Tropical savannas, usually bordering tropical biomes, are rolling grasslands scattered with shrubs and isolated trees. Not enough rain falls on a savanna to support forests. Also called tropical grasslands, they are found in a wide band on either side of the equator. Large tropical savannas exist in Africa, Australia, Brazil, Columbia and Venezuela. Plants in tropical savannas have adapted an ability to store water from wet seasons for long stretches of drought.
The acacia tree (Acacia Senegal) also known as gum Arabic or Senegal gum, grows in African savannas. The acacia has thorny branches and grows up to 60 feet tall. It oozes a gumlike sap that is collected and marketed as an ingredient for skin inflammation and to treat sore throats, diarrhea and urinary and respiratory ailments.
Whistling thorn (Acacia dreparalobrium) is an African acacia tree that grows up to 18 feet tall, with branches studded with pairs of long thorns up to 3 inches long. Stinging ants dig holes into the thorns, turning them into shelters. Wind blowing across the holes in abandoned spines makes a whistling sound that gives the tree its name.
The African umbrella thorn acacia (Acacia tortillis) grows on rocky ground and in sand dunes. It grows up to 65 feet tall with a flat crown that gives it its name. It yields clusters of up to 400 white puffball flowers and has a taproot that can grow up to 115 feet deep.
Gum tree eucalyptus (Eucalyptus cinerea) is one of numerous species of eucalyptus trees that grow in Australia. They have a reddish-brown bark, grey-green leaves about 1 inch long and grow clusters of creamy white flowers. They have been introduced to Arizona, California and Nevada.

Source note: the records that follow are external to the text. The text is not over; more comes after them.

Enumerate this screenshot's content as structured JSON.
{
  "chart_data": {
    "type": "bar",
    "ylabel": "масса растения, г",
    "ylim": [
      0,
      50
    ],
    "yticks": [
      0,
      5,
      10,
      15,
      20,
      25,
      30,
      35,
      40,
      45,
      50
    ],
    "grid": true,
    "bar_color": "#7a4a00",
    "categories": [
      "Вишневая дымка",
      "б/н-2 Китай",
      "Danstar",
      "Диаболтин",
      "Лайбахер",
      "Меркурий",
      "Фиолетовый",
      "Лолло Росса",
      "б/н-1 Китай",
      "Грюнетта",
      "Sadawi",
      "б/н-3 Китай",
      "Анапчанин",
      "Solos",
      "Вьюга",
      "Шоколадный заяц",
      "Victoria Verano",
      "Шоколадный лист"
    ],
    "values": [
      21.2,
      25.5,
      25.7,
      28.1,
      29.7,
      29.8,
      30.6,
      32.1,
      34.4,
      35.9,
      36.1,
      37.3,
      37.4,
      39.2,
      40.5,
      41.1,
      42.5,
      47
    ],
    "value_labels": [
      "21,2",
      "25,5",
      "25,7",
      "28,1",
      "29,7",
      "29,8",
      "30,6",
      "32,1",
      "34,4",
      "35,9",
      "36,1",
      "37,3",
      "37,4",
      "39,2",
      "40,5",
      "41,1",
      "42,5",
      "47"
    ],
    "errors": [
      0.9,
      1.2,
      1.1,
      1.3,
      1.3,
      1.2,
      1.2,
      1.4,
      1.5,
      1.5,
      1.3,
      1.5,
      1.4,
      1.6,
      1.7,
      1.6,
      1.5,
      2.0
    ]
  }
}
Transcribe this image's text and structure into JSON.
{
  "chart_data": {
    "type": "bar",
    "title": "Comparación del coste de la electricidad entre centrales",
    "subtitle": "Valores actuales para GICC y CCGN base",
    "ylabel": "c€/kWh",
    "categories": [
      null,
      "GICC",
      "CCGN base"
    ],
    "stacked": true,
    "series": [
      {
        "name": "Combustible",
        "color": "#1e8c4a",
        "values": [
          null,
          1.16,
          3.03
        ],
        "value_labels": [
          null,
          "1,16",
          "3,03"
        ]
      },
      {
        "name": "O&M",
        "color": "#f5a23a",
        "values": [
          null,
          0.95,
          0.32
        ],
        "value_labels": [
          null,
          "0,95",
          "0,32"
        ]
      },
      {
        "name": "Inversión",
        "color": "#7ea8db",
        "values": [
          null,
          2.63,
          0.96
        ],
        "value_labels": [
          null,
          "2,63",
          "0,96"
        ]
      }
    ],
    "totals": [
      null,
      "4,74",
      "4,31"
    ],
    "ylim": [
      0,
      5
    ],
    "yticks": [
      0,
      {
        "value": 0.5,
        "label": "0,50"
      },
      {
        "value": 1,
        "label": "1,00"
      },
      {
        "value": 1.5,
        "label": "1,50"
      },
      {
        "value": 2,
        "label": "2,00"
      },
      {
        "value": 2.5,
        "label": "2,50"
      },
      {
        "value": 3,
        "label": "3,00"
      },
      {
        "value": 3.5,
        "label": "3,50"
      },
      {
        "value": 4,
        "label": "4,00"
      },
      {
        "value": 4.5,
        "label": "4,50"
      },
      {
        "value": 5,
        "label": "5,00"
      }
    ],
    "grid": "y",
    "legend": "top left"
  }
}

The jarrah tree (Eucalyptus marginata), also Australian, has a branchless trunk that grows from 130 to 160 feet tall. The jarrah sheds strips of its grayish-brown, grooved bark. It grows a special tuber underground that stores moisture and allows the tree to grow back after a fire. The hard wood from the jarrah is made into furniture, and bees that browse its clusters of white flowers make a delicious honey.
Bahama grass (Cynodon dactylon), a gray-green grass that spreads by underground stems and above-ground runners, is called Bermudagrass in the United States because it was introduced from Bermuda. It grows naturally in areas that have been subjected to grazing, fire or flooding.
Elephant grass (Pennistum purpureum) grows in dense clumps up to 10 feet tall in Africa and is used as fodder for animals. Elephant grass that was introduced to Florida has become invasive, clogging natural waterways.
The baobab tree (Adansonia digitata) can live for thousands of years and grow up to 80 feet tall. The baobab looks like it has its roots in the air and a trunk sticking into the ground. It stores water in its thick trunk in preparation for up to nine months of dry weather when it survives without leaves.
The candelabra trees (Euphorbia ingens) grows 30 to 40 feet tall; thorny branches near the top of its single trunk look like little cacti, giving the tree the appearance of a candelabra, hence its name. The white sap of the candelabra tree is toxic and can blister the skin or cause blindness if it touches the eyes.
Jakal Berry Tree
The jackal berry tree (Diospyros mespiliformis) grows on termite mounds in Africa and along riverbeds and swamps. Most trees grow from 15 to 18 feet tall, although they can grow as high as 80 feet. They grow straight with deep grooves in their bark. Mature trees develop flattened ridges on their trunk that help buttress and support them; its purple fruit is a favorite of animals.
The African manketti tree (Schinziophyton rautanenii) has short, stubby branches on a straight trunk that grows from 50 to 65 feet tall. The Manketti tree has distinctive leaves in the shape of hands and sprays of small white flowers. It grows in wooded hills and sand dunes and has a deep tap root with short lateral roots.
The African river bushwillow (Combretum erythrophyllum) is also called the hiccup tree, because if the seeds are eaten, they cause hiccups. It grows from 30 to 35 feet tall topped by a dense, spreading crown. Its leaves turn yellow in early autumn, then red in the winter; the leaves drop during extended dry periods. It grows cream-colored or pale yellow flowers.